Keberhasilan pembalap TGRI menggasak podium di 2 seri tersebut membuat peluang meraih champion winner semakin besar. Sebab balapan musim kompetisi 2025 ini menyisakan 2 seri lagi.
“Selamat untuk tim TGRI yang berhasil menjadi pemenang balap kelas GT4 Japan Cup 2025 kemarin. Enggak main-main karena berhasil 6 seri berturut-turut,”
“Keberhasilan Haridarma dan Nonaka menyapu bersih podium juara membuka peluang untuk meraih gelar jaura pembalap dan tim,”
“Kami memulai balap tahun ini dengan semangat yang sangat tinggi dengan kehadiran mobil balap yang baru, GR Supra GT4 Evo 2,”
“Selain itu juga didukung tim engineer TGRI yang saat ini semakin paham mengenai karakter mobil dan sirkuit di Jepang,” seru Jap Ernando Demily, Marketing Director PT Toyota-Astra Motor (TAM).
TGRI sendiri sudah sejak beberapa tahun silam ikut balap di Jepang. Semakin serius saat mengikuti kelas GT4 yang merupakan mobil umum namun sudah dimodifikasi sesuai regulasi yang ada.

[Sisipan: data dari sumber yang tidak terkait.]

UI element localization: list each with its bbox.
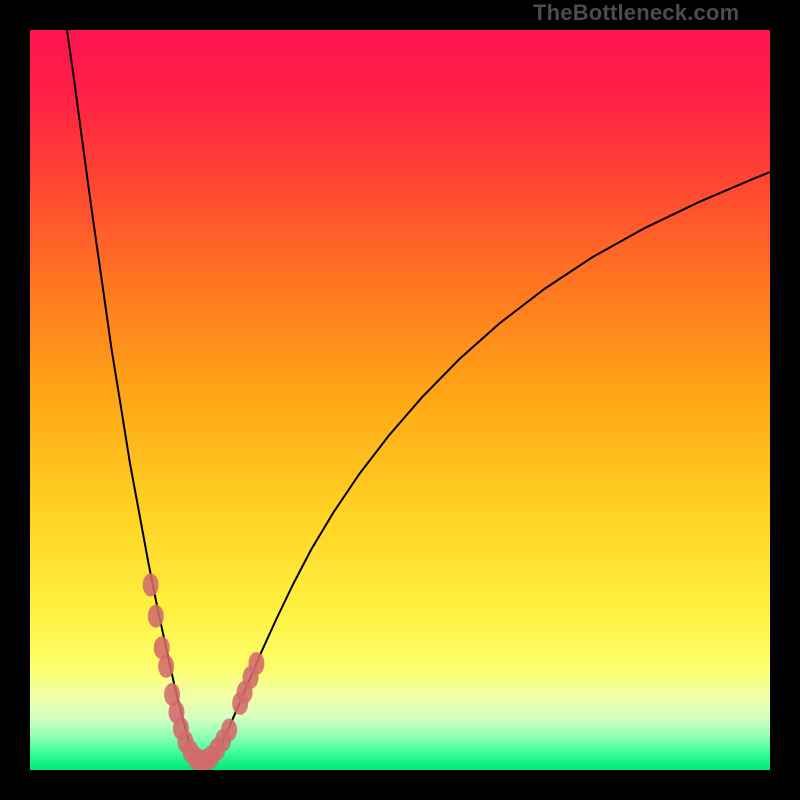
watermark-text: TheBottleneck.com [533, 0, 739, 26]
data-point [148, 605, 164, 628]
plot-background [30, 30, 770, 770]
data-point [158, 655, 174, 678]
chart-frame: TheBottleneck.com [0, 0, 800, 800]
data-point [221, 719, 237, 742]
data-point [143, 574, 159, 597]
data-point [248, 652, 264, 675]
bottleneck-chart [0, 0, 800, 800]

Kelas GT4 ini mempertandingkan para pembalap dengan level performa mobil yang seimbang. Sehingga menyuguhkan persaingan yang sengit.
Strategi ketika balap juga dijalankan dengan sangat apik. Pada race 5 (Sabtu), HDM menjadi yang pertama di balik kemudi. Start dari pole position, HDM terus memberi jarak dengan pembalap lain hingga akhirnya ‘jendela’ pit stop dibuka.

Ketika pit stop dilakukan, posisi HDM berganti dengan Nonaka yang juga terus memanfaatkan keadaan dan keuntungan berada di depan.
Hingga akhirnya bendera finish dikibarkan, Nonaka melintas untuk pertama kalinya, dengan catatan waktu 1:00.32,461.
Kemudian di seri 6 (Minggu), gentian Nonaka yang memulai lomba dari posisi terdepan. Seperti juga pada seri 5, posisi terdepan ini terus berlangsung hingga saatnya pit stop. HDM melanjutkan perjuangan Nonaka sampai bendera finish dikibarkan.
HDM dan Nonaka menuntaskan lomba dengan waktu 1:00.51,766.
Hasil ini membuat posisi TGRI semakin kokoh berada di puncak klasemen pembalap dan juga tim Japan Cup 2025. Dengan point 145 meninggalkan posisi 2 dengan point 108 dan posisi 3 dengan 45 point.
Tentu keberhasilan ini bukan hanya karena HDM dan Nonaka saja. Seluruh anggota tim ikut andil di sana. Ada tim mekanik yang selalu kerja keras mempersiapkan mobil. Juga pihak lain yang ikut mengatur mengenai strategi dijalan demi memuluskan perjuangan di lintasan.
“Kami sangat berharap TGRI mampu mengharumkan nama Indonesia di balap regional dan internasional. Tidak kalah penting juga, bisa membawa talenta pembalap lokal di ajang balap regional serta menyebarkan excitement & joy of GR kepada lebih banyak orang lewat motorsport ini,” tambah Hiroyuki Oide, Marketing Director PT TAM.